Towards Efficient Pixel Labeling for Industrial Anomaly Detection and Localization
This addresses the scalability issue in industrial product inspection by reducing annotation effort for defect detection, though it is incremental as it builds on interactive segmentation and cross-modal methods.
The paper tackles the problem of inefficient pixel-level annotation for industrial anomaly detection by proposing ADClick, an interactive image segmentation algorithm that generates annotations from user clicks and text descriptions, achieving high performance (e.g., AP = 96.1% on MVTec AD) and introducing ADClick-Seg for state-of-the-art results on multi-class tasks (AP = 80.0%, PRO = 97.5%, Pixel-AUROC = 99.1%).

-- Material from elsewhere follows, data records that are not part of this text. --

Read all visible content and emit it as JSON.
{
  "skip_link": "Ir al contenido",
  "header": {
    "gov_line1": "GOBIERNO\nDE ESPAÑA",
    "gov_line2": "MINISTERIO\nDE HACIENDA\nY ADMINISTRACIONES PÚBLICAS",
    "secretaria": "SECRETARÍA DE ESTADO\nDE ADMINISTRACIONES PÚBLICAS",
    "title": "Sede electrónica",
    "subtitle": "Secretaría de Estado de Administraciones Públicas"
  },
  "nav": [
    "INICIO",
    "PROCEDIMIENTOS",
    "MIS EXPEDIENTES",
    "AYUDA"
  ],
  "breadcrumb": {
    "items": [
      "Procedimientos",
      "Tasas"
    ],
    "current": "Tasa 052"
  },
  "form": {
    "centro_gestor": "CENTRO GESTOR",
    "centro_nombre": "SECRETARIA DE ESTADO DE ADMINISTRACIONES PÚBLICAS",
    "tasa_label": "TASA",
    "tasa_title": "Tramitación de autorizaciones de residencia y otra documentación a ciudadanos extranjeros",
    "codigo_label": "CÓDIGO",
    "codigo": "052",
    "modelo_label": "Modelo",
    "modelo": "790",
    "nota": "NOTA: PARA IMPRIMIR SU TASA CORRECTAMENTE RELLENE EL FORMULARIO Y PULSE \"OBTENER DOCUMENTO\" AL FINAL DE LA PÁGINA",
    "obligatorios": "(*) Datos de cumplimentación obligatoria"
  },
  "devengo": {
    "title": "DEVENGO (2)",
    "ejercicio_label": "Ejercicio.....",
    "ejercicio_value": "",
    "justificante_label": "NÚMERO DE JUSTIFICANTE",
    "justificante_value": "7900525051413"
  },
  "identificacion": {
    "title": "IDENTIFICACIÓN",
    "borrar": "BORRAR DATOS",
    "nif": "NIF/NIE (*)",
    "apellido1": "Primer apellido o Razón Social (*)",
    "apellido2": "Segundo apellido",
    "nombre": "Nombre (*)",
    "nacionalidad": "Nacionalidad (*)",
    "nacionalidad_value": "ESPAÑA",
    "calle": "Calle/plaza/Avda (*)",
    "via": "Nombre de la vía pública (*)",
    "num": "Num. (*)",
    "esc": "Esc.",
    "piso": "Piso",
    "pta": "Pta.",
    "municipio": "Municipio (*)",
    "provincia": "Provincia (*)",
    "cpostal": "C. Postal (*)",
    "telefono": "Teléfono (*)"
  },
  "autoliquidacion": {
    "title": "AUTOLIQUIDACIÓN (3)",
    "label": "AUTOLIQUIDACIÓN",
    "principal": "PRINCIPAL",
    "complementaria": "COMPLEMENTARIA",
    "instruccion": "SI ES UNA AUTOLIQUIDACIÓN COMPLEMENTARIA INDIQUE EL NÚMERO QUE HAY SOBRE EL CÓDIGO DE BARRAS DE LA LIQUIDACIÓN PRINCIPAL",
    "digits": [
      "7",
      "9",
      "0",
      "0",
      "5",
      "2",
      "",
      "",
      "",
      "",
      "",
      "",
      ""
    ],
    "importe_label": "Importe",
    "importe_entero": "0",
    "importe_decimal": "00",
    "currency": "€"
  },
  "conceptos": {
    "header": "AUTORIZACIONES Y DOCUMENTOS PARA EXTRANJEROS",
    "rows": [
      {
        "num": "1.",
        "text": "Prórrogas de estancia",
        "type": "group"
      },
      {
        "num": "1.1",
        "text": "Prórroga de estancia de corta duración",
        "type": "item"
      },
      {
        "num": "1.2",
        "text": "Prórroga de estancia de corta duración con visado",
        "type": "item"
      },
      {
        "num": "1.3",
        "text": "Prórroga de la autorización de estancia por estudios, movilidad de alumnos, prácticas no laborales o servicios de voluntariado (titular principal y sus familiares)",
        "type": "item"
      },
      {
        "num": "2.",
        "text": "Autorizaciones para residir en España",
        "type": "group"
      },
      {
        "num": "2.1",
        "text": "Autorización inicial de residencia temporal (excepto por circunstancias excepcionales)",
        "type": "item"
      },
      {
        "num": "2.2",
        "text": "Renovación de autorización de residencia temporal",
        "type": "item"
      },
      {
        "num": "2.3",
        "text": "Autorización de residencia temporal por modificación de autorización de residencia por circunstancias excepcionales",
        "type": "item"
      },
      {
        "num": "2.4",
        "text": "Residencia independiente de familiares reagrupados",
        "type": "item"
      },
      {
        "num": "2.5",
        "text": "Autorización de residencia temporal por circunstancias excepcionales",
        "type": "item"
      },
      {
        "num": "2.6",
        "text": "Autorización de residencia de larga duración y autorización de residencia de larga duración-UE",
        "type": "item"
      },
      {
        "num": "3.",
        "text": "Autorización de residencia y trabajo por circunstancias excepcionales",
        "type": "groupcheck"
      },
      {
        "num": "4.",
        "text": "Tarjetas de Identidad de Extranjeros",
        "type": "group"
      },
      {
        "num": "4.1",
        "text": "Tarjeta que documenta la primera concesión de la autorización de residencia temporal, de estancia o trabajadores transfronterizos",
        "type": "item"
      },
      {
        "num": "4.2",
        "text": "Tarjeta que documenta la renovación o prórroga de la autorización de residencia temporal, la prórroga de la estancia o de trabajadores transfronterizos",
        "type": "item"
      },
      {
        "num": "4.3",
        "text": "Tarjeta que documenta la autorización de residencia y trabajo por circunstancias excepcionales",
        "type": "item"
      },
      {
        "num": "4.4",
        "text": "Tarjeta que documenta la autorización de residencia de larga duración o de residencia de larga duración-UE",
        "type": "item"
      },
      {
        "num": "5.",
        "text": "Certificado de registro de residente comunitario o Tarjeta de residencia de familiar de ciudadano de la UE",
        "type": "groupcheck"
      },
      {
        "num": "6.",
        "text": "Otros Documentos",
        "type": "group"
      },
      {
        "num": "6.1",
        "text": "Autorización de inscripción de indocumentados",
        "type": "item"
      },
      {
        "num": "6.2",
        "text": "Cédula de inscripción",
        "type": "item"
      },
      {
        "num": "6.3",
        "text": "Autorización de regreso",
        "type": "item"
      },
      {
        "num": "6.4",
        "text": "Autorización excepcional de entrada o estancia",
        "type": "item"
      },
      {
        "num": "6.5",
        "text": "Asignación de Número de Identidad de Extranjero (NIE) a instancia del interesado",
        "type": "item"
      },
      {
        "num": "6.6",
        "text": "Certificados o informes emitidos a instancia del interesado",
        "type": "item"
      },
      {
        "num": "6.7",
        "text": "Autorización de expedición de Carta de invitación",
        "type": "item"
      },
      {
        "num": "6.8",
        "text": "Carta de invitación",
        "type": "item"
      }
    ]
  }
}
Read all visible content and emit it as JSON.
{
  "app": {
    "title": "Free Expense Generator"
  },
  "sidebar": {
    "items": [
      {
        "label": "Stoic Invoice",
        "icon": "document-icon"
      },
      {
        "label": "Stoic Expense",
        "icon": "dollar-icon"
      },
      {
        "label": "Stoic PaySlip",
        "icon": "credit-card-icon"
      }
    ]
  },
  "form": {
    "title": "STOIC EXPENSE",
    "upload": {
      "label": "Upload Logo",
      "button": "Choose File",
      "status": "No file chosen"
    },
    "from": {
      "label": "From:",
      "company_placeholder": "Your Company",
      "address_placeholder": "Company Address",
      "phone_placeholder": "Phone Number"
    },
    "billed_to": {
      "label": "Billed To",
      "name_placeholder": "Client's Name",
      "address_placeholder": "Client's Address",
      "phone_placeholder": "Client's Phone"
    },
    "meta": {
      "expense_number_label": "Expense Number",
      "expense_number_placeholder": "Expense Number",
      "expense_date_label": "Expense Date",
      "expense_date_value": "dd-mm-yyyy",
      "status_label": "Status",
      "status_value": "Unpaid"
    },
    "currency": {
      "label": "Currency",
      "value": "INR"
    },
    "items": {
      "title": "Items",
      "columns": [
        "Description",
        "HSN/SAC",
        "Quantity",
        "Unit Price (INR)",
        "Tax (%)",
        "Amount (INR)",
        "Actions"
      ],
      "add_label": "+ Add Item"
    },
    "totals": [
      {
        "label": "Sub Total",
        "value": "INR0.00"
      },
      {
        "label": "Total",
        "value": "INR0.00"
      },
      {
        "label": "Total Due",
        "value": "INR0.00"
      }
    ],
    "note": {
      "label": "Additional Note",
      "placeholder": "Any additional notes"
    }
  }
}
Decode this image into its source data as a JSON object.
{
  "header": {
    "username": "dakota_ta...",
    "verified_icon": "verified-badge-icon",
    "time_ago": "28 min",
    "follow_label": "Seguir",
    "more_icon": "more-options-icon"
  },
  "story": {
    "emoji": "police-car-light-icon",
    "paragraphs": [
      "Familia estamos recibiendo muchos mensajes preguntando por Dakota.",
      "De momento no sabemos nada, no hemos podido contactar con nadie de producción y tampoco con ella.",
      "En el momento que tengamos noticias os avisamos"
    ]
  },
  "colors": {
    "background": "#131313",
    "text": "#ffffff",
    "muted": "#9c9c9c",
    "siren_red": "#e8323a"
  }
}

Industrial product inspection is often performed using Anomaly Detection (AD) frameworks trained solely on non-defective samples. Although defective samples can be collected during production, leveraging them usually requires pixel-level annotations, limiting scalability. To address this, we propose ADClick, an Interactive Image Segmentation (IIS) algorithm for industrial anomaly detection. ADClick generates pixel-wise anomaly annotations from only a few user clicks and a brief textual description, enabling precise and efficient labeling that significantly improves AD model performance (e.g., AP = 96.1\% on MVTec AD). We further introduce ADClick-Seg, a cross-modal framework that aligns visual features and textual prompts via a prototype-based approach for anomaly detection and localization. By combining pixel-level priors with language-guided cues, ADClick-Seg achieves state-of-the-art results on the challenging ``Multi-class'' AD task (AP = 80.0\%, PRO = 97.5\%, Pixel-AUROC = 99.1\% on MVTec AD).